Excerpt from the

Introduction by Emily Willoughby


Recent research in behavioral genetics has shed some light on the importance religion can have in many people’s lives. This research suggests that religiosity itself is something that varies innately between individuals, and that the predisposition to religious worldviews is in fact heritable.1 This is consistent with the finding that religious belief is a “human universal”, meaning that every human culture on planet Earth has some form of religion.2 The implication is that religion is more than a cultural fixation: it is a product of our inborn psychology. Expecting a religious person to give up their faitheven if, from your perspective, you have flawless reasoning for why they should—is akin to expecting a right-handed person to start using their left hand with an equal amount of precision and dexterity.

In our view, attacking Christianity as a tool for advocating evolutionary science is not only ineffectual, but patently irrelevant as well.

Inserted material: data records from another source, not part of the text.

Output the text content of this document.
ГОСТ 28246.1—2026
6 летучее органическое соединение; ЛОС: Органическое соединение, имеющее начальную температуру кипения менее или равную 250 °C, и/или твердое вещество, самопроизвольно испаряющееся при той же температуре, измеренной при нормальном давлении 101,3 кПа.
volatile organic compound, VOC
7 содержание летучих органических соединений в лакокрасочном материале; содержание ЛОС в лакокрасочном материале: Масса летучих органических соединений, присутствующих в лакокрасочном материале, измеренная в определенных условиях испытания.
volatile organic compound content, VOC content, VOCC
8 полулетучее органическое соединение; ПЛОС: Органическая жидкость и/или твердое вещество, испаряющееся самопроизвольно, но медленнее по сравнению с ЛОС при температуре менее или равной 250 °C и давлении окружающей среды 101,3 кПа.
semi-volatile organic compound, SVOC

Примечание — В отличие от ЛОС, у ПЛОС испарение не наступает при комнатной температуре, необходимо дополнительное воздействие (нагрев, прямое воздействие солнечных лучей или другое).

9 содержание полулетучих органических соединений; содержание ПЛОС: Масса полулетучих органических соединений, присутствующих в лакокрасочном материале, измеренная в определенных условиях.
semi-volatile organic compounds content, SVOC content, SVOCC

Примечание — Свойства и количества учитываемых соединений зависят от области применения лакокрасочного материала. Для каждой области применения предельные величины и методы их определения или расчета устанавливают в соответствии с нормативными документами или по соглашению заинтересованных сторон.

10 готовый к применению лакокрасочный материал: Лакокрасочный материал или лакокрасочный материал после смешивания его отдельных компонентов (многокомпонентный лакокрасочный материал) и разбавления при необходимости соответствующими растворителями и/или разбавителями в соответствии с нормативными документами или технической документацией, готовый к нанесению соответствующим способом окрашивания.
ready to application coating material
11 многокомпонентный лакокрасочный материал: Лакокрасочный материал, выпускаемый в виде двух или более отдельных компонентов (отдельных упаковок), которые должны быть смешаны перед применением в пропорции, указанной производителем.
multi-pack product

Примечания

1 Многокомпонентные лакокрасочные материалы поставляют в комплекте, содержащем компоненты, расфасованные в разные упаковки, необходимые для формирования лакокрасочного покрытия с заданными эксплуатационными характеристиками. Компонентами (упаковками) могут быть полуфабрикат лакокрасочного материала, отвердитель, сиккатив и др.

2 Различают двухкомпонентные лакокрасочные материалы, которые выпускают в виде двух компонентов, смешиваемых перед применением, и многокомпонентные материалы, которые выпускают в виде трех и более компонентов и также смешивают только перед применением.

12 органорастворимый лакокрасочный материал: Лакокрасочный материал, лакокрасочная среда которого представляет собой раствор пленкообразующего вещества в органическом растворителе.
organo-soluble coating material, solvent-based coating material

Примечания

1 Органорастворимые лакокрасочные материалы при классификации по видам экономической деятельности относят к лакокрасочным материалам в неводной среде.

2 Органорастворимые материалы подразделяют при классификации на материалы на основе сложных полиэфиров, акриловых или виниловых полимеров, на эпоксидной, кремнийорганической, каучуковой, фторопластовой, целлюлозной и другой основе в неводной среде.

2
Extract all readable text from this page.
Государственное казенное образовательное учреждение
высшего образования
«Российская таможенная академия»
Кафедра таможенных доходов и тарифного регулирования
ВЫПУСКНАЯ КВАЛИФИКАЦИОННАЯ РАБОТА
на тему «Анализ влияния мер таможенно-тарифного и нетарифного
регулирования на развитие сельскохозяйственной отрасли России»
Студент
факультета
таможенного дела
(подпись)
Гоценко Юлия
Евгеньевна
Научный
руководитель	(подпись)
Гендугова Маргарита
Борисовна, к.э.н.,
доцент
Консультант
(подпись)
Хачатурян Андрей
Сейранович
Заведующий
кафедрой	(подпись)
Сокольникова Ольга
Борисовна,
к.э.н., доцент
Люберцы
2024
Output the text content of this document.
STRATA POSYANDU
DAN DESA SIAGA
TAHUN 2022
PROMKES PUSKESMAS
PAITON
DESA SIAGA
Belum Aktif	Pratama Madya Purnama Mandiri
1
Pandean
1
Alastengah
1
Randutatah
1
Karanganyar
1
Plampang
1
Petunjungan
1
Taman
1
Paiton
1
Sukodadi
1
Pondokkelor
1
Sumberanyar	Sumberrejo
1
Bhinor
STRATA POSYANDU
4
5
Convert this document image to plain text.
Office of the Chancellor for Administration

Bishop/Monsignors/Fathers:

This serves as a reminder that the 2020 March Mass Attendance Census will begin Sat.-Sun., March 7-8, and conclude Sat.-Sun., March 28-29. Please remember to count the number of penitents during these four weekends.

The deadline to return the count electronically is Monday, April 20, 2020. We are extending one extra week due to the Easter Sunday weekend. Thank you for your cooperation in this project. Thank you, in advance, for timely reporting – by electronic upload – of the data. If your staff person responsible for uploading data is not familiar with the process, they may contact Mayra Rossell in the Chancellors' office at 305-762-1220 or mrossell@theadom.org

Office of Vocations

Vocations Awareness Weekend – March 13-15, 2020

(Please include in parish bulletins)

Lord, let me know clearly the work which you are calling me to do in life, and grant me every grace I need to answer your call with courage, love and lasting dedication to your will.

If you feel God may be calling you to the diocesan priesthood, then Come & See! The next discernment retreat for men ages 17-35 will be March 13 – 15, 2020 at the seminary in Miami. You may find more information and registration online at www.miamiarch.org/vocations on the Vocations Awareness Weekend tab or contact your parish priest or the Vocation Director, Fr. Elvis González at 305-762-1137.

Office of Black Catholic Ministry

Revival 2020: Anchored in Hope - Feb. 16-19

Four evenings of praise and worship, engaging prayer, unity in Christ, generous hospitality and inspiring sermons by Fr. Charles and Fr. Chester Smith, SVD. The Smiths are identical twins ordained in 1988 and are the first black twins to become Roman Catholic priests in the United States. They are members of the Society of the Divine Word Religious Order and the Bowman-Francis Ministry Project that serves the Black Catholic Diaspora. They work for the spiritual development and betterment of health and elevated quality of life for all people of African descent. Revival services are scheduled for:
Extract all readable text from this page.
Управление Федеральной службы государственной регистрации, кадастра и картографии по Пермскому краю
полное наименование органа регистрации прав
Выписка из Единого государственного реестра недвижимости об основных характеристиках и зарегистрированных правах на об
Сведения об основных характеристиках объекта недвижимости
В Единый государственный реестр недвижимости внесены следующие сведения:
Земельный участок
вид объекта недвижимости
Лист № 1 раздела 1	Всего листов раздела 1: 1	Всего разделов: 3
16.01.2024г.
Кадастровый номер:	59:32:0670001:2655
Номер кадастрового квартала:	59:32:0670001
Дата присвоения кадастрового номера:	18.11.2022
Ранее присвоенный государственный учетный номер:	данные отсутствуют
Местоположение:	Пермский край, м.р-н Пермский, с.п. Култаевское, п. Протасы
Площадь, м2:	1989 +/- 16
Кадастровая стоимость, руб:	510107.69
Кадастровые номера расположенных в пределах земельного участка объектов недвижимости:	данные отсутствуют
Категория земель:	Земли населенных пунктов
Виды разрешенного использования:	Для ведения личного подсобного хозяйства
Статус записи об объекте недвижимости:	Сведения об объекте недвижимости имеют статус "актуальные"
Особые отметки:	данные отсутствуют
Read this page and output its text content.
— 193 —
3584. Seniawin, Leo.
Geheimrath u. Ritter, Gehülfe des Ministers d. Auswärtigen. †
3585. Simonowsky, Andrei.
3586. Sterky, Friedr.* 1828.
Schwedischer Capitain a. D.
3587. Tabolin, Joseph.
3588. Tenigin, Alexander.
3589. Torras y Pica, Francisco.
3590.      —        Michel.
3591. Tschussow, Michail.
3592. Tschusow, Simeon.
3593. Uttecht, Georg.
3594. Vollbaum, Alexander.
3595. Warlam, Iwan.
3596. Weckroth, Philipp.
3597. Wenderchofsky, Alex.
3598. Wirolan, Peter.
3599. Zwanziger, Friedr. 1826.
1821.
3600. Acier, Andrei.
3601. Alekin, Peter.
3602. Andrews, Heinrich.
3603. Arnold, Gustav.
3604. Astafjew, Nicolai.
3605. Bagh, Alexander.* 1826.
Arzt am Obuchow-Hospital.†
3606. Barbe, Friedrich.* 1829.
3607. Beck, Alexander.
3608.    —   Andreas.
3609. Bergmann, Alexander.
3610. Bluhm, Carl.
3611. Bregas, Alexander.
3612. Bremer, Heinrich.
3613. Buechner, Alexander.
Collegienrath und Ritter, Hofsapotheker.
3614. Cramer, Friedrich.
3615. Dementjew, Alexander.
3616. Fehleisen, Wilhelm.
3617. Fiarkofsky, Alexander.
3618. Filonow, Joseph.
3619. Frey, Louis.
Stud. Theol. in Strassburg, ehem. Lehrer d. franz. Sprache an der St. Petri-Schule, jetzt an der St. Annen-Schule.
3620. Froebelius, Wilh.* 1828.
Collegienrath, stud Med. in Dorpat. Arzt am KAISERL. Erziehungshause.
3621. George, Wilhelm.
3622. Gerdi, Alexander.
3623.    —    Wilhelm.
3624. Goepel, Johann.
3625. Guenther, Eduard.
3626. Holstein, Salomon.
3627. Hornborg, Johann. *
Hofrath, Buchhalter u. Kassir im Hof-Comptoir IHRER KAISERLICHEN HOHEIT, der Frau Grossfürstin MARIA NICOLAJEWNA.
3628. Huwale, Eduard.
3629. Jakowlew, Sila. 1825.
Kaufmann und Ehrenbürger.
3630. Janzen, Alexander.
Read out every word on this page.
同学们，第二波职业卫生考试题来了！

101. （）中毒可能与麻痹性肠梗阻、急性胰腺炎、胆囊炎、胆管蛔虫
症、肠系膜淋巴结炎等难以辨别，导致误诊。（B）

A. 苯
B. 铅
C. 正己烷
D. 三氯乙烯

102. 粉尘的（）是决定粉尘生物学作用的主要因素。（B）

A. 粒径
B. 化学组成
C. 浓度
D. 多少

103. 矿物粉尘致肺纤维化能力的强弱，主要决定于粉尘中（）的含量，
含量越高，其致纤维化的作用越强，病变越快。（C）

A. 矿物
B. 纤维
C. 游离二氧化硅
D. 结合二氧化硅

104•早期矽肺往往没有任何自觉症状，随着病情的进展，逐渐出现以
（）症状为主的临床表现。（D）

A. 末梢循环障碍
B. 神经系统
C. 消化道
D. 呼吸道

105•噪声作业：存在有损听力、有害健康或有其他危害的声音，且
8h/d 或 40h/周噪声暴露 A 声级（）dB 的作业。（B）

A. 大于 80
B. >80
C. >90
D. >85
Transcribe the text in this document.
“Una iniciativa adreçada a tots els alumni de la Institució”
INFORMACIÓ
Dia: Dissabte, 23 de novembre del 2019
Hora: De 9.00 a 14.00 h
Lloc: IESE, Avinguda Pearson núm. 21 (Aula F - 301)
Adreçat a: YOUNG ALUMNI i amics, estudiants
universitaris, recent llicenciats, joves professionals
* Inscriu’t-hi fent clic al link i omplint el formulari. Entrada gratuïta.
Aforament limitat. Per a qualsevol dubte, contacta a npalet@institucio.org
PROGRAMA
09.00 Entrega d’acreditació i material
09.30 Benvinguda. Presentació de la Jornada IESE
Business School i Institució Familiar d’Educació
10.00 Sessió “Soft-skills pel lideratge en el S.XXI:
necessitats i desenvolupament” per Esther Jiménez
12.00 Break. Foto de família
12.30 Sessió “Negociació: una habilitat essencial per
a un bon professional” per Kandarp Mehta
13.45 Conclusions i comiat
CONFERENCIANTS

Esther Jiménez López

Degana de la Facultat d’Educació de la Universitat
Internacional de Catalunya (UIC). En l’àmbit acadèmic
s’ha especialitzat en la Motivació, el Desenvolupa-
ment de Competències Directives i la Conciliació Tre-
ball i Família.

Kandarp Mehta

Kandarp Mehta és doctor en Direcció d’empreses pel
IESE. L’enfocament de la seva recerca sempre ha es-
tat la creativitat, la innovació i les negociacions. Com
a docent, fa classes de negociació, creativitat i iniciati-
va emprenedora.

Most Christians worldwide are not creationists, and Christians have some very respectable advocates of evolutionary science to call their own, including Francis Collins, the head of the Human Genome Project, and biologist and science popularizer Kenneth Miller. The question of evolution is distinct from the question of God, and we believe that clearly separating these two issues is crucial to resolving the public debate.


  • 1.Koenig, L. B. et al. (2005). Genetic and Environmental Influences on Religiousness: Findings for Retrospective and Current Religiousness Ratings. Journal of Personality, 73(2), 471–488.
  • 2.Pinker, S. (2004). The Evolutionary Psychology of Religion. Freethought Today, 22(1). Retrieved 29 July 2016.